A Bamako, de nombreux motocyclistes roulent sur les voies principales. Par endroit, on a envie d’en stopper certains tant le danger est imminent. Mais, les protagonistes n’en font qu’à leur tête. Il faut souligner que des autorités compétentes sensibilisent, informent, voire orientent à l’aide des panneaux et à travers les agents de la circulation routière pour le respect du code de la route. Mais de par leurs comportements, on a l’impression que le code de la route n’existe que pour les conducteurs des véhicules.
Pour réduire les accidents de la circulation, le ministère des transports à travers ses services compétents, est déterminé à mettre les conducteurs d’engins à deux roues en sécurité, jusqu’à en venir aux amendes. Il est temps que les autorités routières veillent au grain afin de dissuader les récalcitrants. Mais, le hic est que les consignes ne sont suivies que lorsque les agents sont présents. Sinon, c’est à vive allure qu’ils font irruption sur les voies principales.
A l’entrée du Pont Fahd, on constate l’implantation des panneaux de couleur rouge sous la supervision des agents de la circulation routière. C’est avec des coups de sifflet qu’ils n’hésitent pas à orienter les motocyclistes désirant emprunter la voie principale comme à l’accoutumée. Idem pour plusieurs autres endroits de la capitale où les usagers des engins à deux roues s’exposent. Une situation appréciée par certains usagers à l’image de Bakary Fofana, usager se dressant contre cette pratique qu’il juge dangereuse à plus d’un titre.

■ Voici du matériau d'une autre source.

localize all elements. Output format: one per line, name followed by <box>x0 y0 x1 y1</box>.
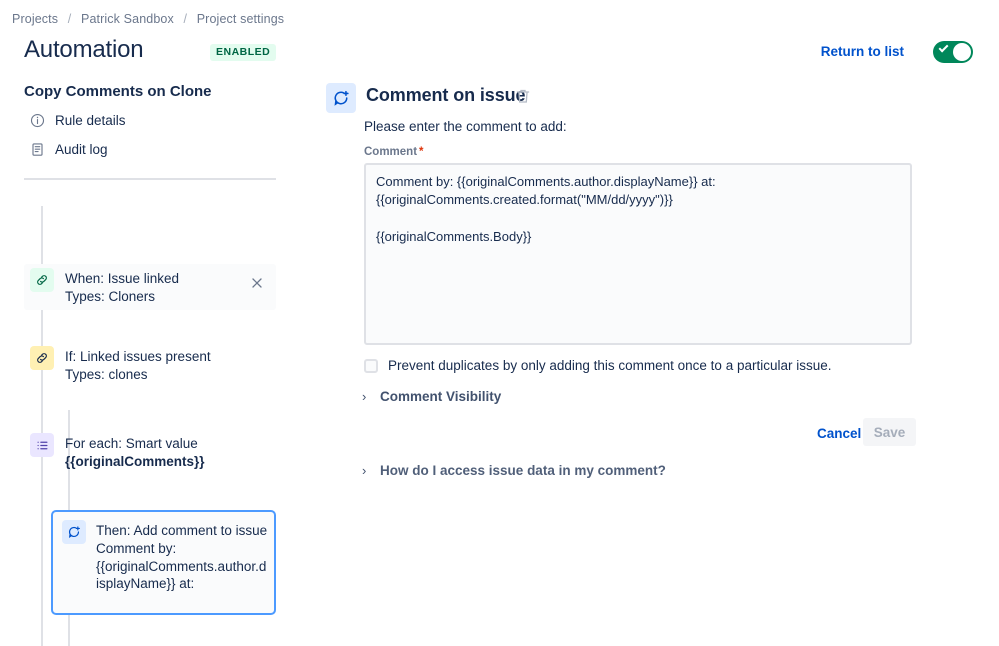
status-badge: ENABLED <box>210 44 276 61</box>
breadcrumb-item-patrick-sandbox[interactable]: Patrick Sandbox <box>81 12 174 26</box>
rule-enabled-toggle[interactable] <box>933 41 973 63</box>
tree-node-then-selected[interactable]: Then: Add comment to issue Comment by: {… <box>51 510 276 615</box>
tree-node-title: If: Linked issues present <box>65 348 211 366</box>
comment-input[interactable] <box>364 163 912 345</box>
comment-add-icon <box>326 83 356 113</box>
tree-node-if[interactable]: If: Linked issues present Types: clones <box>30 346 211 384</box>
tree-node-subtitle: Types: clones <box>65 366 211 384</box>
save-button[interactable]: Save <box>863 418 916 446</box>
sidebar-item-label: Rule details <box>55 113 126 128</box>
tree-node-title: Then: Add comment to issue <box>96 522 268 540</box>
required-marker: * <box>417 146 423 158</box>
prevent-duplicates-label: Prevent duplicates by only adding this c… <box>388 358 832 373</box>
rule-name: Copy Comments on Clone <box>24 83 212 100</box>
sidebar-item-audit-log[interactable]: Audit log <box>30 142 108 157</box>
tree-node-subtitle: Comment by: {{originalComments.author.di… <box>96 540 268 593</box>
comment-visibility-expander[interactable]: › Comment Visibility <box>362 389 501 404</box>
link-icon <box>30 346 54 370</box>
rule-panel: Copy Comments on Clone Rule details Audi… <box>0 78 300 581</box>
breadcrumb-separator: / <box>178 12 194 26</box>
tree-node-subtitle: Types: Cloners <box>65 288 179 306</box>
close-icon[interactable] <box>250 276 264 290</box>
breadcrumb-item-projects[interactable]: Projects <box>12 12 58 26</box>
link-icon <box>30 268 54 292</box>
comment-add-icon <box>62 520 86 544</box>
breadcrumb: Projects / Patrick Sandbox / Project set… <box>12 12 284 26</box>
breadcrumb-separator: / <box>62 12 78 26</box>
tree-node-subtitle: {{originalComments}} <box>65 453 205 471</box>
tree-node-when-content[interactable]: When: Issue linked Types: Cloners <box>30 268 179 306</box>
sidebar-item-rule-details[interactable]: Rule details <box>30 113 126 128</box>
detail-instruction: Please enter the comment to add: <box>364 119 567 134</box>
list-icon <box>30 433 54 457</box>
tree-node-then-content: Then: Add comment to issue Comment by: {… <box>62 520 268 593</box>
tree-node-title: When: Issue linked <box>65 270 179 288</box>
comment-field-label: Comment* <box>364 146 424 158</box>
detail-panel: Comment on issue Please enter the commen… <box>326 78 999 581</box>
tree-node-for-each[interactable]: For each: Smart value {{originalComments… <box>30 433 205 471</box>
page-title: Automation <box>24 36 143 64</box>
comment-field-label-text: Comment <box>364 146 417 158</box>
cancel-button[interactable]: Cancel <box>809 421 869 446</box>
chevron-right-icon: › <box>362 390 371 403</box>
prevent-duplicates-checkbox[interactable] <box>364 359 378 373</box>
detail-title: Comment on issue <box>366 85 525 106</box>
trash-icon[interactable] <box>515 88 531 105</box>
chevron-right-icon: › <box>362 464 371 477</box>
return-to-list-link[interactable]: Return to list <box>821 44 904 59</box>
check-icon <box>939 43 949 53</box>
tree-node-title: For each: Smart value <box>65 435 205 453</box>
prevent-duplicates-row[interactable]: Prevent duplicates by only adding this c… <box>364 358 832 373</box>
help-expander-label: How do I access issue data in my comment… <box>380 463 666 478</box>
info-circle-icon <box>30 113 45 128</box>
sidebar-item-label: Audit log <box>55 142 108 157</box>
comment-visibility-label: Comment Visibility <box>380 389 501 404</box>
breadcrumb-item-project-settings[interactable]: Project settings <box>197 12 284 26</box>
document-icon <box>30 142 45 157</box>
toggle-knob <box>953 43 971 61</box>
divider <box>24 178 276 180</box>
help-expander[interactable]: › How do I access issue data in my comme… <box>362 463 666 478</box>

Quant à Bouba, exiger le civisme dans certaines circonstances est vraiment vital. Car, pour lui, en cas d’accident sur ces voies inappropriées, les intéressés n’auront pas de mots.
Alors, qu’est-ce qui motive l’action entreprise par des agents de la circulation routière ?
La teneur d’une décision ministérielle
Au Mali, afin de motiver l’usage des pistes cyclables par les motocyclistes, le ministre des transports et des infrastructures routières a imposé aux conducteurs des engins à deux roues, les voies qui leur sont destinées. Et pour porter fruit, les autorités en charge du transport ont entamé une campagne de communication diffusée sur la chaîne nationale ORTM1. Mieux, des agents postés à l’entrée des points ou de certaines voies expresses servent de relais en obligeant les contrevenants à emprunter les voies qui leur sont destinées. Des opérations qui se poursuivront au bout d’un mois et après ce délai, les contrevenants s’exposeront au paiement d’une amende de 15 000 FCFA, conformément à l’article 120 du code de la route.